From the Guidelines
The initial workup for conductive hearing loss should include a comprehensive history and physical examination, audiometric testing, and imaging with CT temporal bone without IV contrast as the first-line imaging modality. This approach is based on the most recent and highest quality evidence, including the American College of Radiology (ACR) Appropriateness Criteria for hearing loss and/or vertigo 1. The CT temporal bone without IV contrast is preferred for evaluating middle ear structures, ossicular chain, and mastoid, and for identifying changes of otospongiosis (otosclerosis), ossicular erosion or fusion, round window occlusion, and dehiscence of the superior semicircular canal.

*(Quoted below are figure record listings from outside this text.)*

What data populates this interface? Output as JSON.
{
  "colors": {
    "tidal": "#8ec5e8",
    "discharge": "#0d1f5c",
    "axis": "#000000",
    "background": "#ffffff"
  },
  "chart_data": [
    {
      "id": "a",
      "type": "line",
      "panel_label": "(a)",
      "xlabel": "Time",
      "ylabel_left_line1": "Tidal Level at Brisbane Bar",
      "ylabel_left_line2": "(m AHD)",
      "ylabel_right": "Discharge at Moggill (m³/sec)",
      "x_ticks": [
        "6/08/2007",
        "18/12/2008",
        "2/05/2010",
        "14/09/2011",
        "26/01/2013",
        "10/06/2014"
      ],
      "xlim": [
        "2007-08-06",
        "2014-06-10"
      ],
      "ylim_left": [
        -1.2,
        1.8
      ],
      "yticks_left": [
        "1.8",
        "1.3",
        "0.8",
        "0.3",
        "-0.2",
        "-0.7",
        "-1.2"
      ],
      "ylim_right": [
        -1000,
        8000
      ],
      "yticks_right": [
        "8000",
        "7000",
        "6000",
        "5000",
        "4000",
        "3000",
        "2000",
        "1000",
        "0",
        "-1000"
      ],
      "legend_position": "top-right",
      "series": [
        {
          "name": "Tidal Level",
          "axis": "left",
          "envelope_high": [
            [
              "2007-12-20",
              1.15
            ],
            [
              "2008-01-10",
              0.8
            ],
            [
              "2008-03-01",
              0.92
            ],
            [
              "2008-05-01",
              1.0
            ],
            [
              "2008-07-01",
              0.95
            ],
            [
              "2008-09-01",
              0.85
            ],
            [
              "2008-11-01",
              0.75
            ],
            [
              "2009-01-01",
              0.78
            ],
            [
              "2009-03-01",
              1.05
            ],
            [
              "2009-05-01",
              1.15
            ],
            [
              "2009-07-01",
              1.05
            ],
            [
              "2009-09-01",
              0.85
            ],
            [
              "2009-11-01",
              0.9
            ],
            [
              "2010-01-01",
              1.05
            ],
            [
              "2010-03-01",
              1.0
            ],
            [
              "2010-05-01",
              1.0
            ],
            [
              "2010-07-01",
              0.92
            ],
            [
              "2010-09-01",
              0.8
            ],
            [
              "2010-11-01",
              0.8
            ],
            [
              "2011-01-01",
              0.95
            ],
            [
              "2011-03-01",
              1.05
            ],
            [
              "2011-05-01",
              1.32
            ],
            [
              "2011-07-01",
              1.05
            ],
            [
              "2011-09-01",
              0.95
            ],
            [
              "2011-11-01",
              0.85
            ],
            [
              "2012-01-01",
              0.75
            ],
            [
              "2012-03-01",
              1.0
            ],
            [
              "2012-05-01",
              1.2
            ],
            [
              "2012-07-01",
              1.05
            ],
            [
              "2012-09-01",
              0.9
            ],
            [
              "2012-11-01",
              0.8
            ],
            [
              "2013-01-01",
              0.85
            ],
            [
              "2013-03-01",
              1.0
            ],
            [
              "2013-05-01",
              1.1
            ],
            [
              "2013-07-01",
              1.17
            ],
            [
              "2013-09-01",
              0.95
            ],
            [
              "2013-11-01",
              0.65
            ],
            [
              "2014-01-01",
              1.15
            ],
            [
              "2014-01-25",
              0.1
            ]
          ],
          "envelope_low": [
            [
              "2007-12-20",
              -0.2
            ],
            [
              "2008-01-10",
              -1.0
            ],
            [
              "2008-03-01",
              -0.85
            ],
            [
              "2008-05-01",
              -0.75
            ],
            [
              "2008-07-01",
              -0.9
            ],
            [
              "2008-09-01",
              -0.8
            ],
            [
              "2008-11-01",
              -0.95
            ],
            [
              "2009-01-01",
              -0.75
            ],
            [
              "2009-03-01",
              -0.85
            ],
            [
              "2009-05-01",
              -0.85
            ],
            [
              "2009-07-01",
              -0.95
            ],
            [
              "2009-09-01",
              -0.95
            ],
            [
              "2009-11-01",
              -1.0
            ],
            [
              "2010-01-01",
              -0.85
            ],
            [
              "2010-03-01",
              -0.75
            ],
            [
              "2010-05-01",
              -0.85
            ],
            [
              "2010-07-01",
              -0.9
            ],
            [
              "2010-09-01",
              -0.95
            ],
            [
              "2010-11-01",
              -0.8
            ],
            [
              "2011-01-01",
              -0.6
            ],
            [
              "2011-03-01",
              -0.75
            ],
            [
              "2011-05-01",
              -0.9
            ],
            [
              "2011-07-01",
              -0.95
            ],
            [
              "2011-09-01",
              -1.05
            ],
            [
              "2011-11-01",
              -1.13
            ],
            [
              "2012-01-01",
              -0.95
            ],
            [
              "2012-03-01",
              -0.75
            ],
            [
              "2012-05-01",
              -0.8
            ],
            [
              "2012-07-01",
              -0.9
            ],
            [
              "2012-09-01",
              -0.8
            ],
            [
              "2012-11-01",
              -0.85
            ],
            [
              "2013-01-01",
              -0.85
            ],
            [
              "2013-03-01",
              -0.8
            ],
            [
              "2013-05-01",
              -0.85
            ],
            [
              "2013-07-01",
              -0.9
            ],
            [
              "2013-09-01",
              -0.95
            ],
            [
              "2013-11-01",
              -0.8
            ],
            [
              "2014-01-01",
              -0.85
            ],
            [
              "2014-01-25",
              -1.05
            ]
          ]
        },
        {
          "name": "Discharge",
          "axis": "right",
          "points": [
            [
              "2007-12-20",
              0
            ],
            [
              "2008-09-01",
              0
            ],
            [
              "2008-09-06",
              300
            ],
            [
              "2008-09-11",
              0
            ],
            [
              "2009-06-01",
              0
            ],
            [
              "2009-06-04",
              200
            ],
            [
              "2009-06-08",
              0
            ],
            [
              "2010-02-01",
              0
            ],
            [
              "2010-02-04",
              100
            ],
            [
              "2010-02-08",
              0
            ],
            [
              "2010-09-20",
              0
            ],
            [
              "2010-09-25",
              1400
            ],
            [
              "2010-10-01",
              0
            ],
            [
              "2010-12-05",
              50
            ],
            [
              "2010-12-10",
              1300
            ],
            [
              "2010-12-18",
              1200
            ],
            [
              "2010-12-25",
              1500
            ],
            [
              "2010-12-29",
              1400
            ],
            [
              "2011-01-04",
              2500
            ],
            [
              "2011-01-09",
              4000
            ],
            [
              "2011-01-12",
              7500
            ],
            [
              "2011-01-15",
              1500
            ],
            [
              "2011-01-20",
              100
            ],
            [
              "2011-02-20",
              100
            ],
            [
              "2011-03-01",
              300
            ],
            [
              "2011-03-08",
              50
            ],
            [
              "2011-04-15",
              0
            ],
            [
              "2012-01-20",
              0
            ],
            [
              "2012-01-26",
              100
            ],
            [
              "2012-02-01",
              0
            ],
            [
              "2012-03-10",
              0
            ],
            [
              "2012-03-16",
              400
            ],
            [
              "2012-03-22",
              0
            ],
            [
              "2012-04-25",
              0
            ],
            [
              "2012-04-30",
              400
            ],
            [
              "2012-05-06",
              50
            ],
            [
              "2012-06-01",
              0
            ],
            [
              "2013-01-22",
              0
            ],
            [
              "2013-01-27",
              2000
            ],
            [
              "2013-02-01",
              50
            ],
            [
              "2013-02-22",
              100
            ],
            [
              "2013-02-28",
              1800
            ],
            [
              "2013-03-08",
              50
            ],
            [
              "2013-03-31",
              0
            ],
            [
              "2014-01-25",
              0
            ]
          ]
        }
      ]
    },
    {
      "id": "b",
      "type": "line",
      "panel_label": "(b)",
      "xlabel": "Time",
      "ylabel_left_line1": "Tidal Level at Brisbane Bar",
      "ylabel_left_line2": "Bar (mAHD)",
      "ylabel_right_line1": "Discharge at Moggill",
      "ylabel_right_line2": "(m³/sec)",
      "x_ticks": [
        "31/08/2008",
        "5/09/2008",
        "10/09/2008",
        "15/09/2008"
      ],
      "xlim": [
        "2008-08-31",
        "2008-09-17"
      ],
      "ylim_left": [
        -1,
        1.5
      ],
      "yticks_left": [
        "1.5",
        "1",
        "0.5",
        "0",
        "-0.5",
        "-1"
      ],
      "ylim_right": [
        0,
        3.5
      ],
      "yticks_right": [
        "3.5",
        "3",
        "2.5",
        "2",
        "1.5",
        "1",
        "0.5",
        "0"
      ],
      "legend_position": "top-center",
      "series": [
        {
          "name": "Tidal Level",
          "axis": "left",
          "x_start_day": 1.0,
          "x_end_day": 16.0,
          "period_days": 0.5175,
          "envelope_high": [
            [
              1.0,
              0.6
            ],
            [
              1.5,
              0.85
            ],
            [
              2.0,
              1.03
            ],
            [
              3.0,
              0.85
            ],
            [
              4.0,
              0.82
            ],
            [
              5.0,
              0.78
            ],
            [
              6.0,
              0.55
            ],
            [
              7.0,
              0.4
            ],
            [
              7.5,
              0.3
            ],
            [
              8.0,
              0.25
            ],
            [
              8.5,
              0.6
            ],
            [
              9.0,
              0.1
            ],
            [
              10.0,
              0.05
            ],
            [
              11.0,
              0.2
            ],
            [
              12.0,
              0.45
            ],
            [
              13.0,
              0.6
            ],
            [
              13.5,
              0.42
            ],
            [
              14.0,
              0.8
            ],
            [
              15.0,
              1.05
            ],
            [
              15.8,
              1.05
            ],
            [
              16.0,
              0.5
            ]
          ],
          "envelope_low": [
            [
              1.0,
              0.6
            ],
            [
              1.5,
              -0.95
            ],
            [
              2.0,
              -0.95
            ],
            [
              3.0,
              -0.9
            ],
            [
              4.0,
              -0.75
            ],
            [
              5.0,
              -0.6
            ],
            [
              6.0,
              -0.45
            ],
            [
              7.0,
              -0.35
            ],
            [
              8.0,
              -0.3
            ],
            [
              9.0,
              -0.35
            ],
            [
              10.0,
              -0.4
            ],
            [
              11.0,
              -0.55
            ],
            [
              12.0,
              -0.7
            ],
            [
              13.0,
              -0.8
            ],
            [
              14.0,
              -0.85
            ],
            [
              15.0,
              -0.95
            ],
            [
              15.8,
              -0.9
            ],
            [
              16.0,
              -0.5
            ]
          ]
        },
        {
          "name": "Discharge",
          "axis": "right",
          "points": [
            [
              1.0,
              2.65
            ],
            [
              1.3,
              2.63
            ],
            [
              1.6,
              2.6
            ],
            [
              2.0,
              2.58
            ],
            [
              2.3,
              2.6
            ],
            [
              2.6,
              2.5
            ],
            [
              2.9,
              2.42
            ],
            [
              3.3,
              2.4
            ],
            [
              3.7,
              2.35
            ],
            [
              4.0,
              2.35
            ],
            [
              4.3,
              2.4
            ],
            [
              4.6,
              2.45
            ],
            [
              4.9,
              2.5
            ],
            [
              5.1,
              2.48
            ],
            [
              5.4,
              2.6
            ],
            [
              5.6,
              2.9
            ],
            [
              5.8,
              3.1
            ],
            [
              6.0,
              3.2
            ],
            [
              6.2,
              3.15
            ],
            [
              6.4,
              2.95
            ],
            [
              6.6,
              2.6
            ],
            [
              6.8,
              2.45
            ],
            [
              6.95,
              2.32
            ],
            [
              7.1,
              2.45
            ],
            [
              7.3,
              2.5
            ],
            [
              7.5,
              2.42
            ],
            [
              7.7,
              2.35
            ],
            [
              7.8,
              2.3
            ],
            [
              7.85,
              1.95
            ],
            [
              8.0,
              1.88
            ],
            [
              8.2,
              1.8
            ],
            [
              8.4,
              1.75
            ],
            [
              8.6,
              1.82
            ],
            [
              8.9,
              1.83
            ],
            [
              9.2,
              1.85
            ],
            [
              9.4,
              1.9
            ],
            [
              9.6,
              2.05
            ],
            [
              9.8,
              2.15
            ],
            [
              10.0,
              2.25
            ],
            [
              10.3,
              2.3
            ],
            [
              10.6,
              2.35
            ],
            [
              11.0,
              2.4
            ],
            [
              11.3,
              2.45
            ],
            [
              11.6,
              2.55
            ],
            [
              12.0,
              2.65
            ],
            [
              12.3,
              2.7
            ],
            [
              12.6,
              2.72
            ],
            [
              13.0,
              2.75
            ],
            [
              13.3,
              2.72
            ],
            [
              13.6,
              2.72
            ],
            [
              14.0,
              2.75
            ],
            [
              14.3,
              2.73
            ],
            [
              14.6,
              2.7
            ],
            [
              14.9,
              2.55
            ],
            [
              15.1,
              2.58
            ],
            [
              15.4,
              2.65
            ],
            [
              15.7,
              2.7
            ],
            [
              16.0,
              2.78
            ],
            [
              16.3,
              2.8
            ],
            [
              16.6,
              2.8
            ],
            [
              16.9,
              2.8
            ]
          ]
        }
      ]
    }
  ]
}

Key components of the workup include:
- Comprehensive history and physical examination, including otoscopy to visualize the ear canal and tympanic membrane
- Audiometric testing, specifically pure tone audiometry, speech audiometry, and tympanometry to confirm the conductive nature of the hearing loss and quantify its severity
- Tuning fork tests (Weber and Rinne) to distinguish between conductive and sensorineural hearing loss
- Imaging with CT temporal bone without IV contrast as the first-line imaging modality
- Laboratory testing, such as complete blood count, erythrocyte sedimentation rate, and specific serologies, if systemic diseases are suspected
- Culture and sensitivity testing of ear drainage, if chronic otitis media or cholesteatoma is suspected
The use of CT temporal bone without IV contrast is supported by the ACR Appropriateness Criteria, which states that "CT temporal bone without IV contrast is the first-line imaging modality in patients presenting with acquired conductive hearing loss without any mass lesion seen within the middle ear cavity" 1. Additionally, the evidence suggests that IV contrast is not beneficial for evaluation of temporal bone in patients with conductive hearing loss, as the density of temporal bone and the small size of individual structures of interest, such as ossicles, are only evident on bone windows 1.
From the Research
Conductive Hearing Loss Workup
The workup for conductive hearing loss involves a thorough history, complete examination, and various diagnostic tests. The following are some of the key components of the workup:
- A thorough history to identify potential causes of conductive hearing loss, such as ear disease or trauma 2
- Complete examination, including audiometric testing and radiographic evaluation when necessary 2
- Otoscopy to visualize the tympanic membrane and external ear canal 3
- Tympanometry to assess middle ear function 3
- Nasopharyngoscopy to evaluate the Eustachian tube and nasopharynx 3
- Computed tomography (CT) scan of the temporal bone to evaluate the middle ear and inner ear structures 4
Diagnostic Tests
The following diagnostic tests may be used to evaluate conductive hearing loss:
- Audiometry to assess hearing thresholds and identify the type and degree of hearing loss 2, 5
- Video pneumatic otoscopy (VPO) to evaluate the movement of the tympanic membrane and diagnose conditions such as fixation of the malleus or incus 5
- OtoScan laser-assisted myringotomy (LAM) to make a circular and non-hemorrhagic perforation in the tympanic membrane and inspect the middle ear pathology 6
- Transtympanic endoscopy to visualize the ossicular chain and diagnose conduction disturbances 6
Special Considerations
In certain cases, such as patients with severe brain injury, conductive hearing loss may be caused by reversible and treatable impairments, such as middle ear effusion or cerumen impaction 3. Routine otoscopic examination and treatment, if required, can have rehabilitating and general health benefits.